Making up a goal to shoot for every day and how it can improve your sense of wellbeing, at least, it does for me. The trick is to not set an impossible goal. That’s why I am happy to leave my daily journal word count goal at nine hundred words per day. I know a thousand would be a nice round figure, but nine hundred is attainable in the half hour I have allotted for writing these entries. I usually end up going over the goal anyway. There are days when I don’t get to the goal, but those days are few. I just feel good when I make that goal.

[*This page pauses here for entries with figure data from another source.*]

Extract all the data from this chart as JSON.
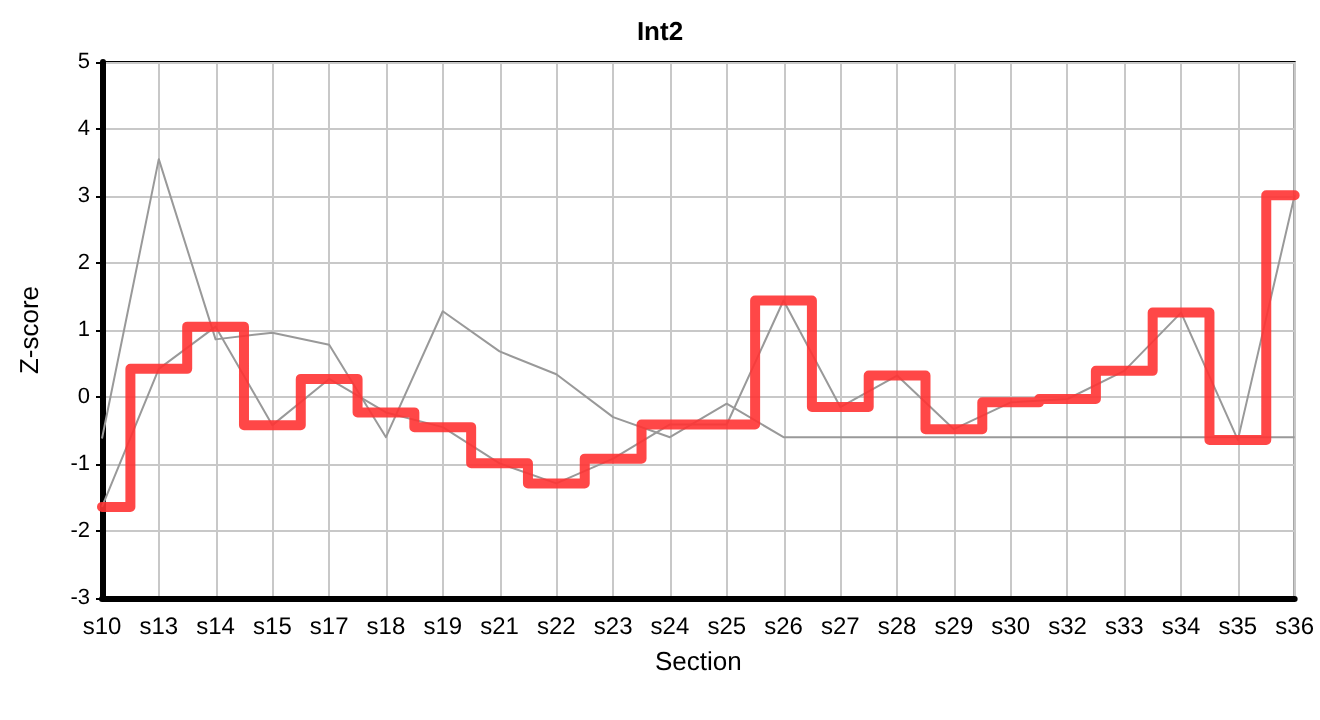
{
  "chart_data": {
    "type": "line",
    "title": "Int2",
    "xlabel": "Section",
    "ylabel": "Z-score",
    "categories": [
      "s10",
      "s13",
      "s14",
      "s15",
      "s17",
      "s18",
      "s19",
      "s21",
      "s22",
      "s23",
      "s24",
      "s25",
      "s26",
      "s27",
      "s28",
      "s29",
      "s30",
      "s32",
      "s33",
      "s34",
      "s35",
      "s36"
    ],
    "series": [
      {
        "color": "#999999",
        "values": [
          -0.62,
          3.55,
          0.86,
          0.96,
          0.78,
          -0.6,
          1.28,
          0.68,
          0.34,
          -0.3,
          -0.6,
          -0.1,
          -0.6,
          -0.6,
          -0.6,
          -0.6,
          -0.6,
          -0.6,
          -0.6,
          -0.6,
          -0.6,
          -0.6
        ]
      },
      {
        "color": "#999999",
        "values": [
          -1.64,
          0.42,
          1.05,
          -0.42,
          0.27,
          -0.23,
          -0.45,
          -0.99,
          -1.29,
          -0.92,
          -0.41,
          -0.41,
          1.44,
          -0.15,
          0.32,
          -0.48,
          -0.08,
          -0.03,
          0.39,
          1.26,
          -0.64,
          3.01
        ]
      },
      {
        "type": "step",
        "color": "#ff3333",
        "values": [
          -1.64,
          0.42,
          1.05,
          -0.42,
          0.27,
          -0.23,
          -0.45,
          -0.99,
          -1.29,
          -0.92,
          -0.41,
          -0.41,
          1.44,
          -0.15,
          0.32,
          -0.48,
          -0.08,
          -0.03,
          0.39,
          1.26,
          -0.64,
          3.01
        ]
      }
    ],
    "ylim": [
      -3,
      5
    ],
    "yticks": [
      -3,
      -2,
      -1,
      0,
      1,
      2,
      3,
      4,
      5
    ],
    "grid": true,
    "marker": "none"
  }
}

Of course, there is the danger that I will let making that goal take over, but I am training myself to believe that it’s ok if I don’t make that goal occasionally. It’s ok because the goal really doesn’t mean anything to anyone other than me. No one else even realizes that I have set myself that goal. I don’t even mind producing drivel because drivel often leads to a seed of an idea, which can grow into something. That’s the real reason having a little goal to reach every day helps you. I have a second goal that I work towards every day, make it through the workout. I do that every day, make that little piggy bank jump. That’s what the Wii has, a piggy bank showing you your Wii Fitness credits. It gets so excited when you make thirty minutes. I don’t know what it does when you reach an hour. I don’t have time to exercise for an hour every day. I suppose I could try for that on the weekends, but I am usually too eager for the mental workout writing these journal entries gives me. Hey! I just made the goal. I have seven minutes left on the timer, too. I think I might be able to reach the end of this page. Two goals in one, that’s good.
I like to feel good about myself. Having these little personal goals and reaching them every day makes me feel good about myself. I don’t’ know if a psychologist would agree with me, but I think setting a small, relatively easily attainable goal is good for you, as long as you don’t set that goal in stone and hang it around your neck, or poise it over your head.
Letting the goal rule you, is counterproductive to its purpose. The purpose of setting a goal you know you can attain, with a little effort, is that it can make you feel so good when you reach it. Set a time limit for reaching that goal, too. I try to write nine hundred words in thirty minutes, I often find that I write more, but I feel even better when I do that. That’s the reason I don’t raise the limit. I like the feeling I get when I exceed the goal, as I have today. It makes my day much brighter, even when the sun isn’t shining.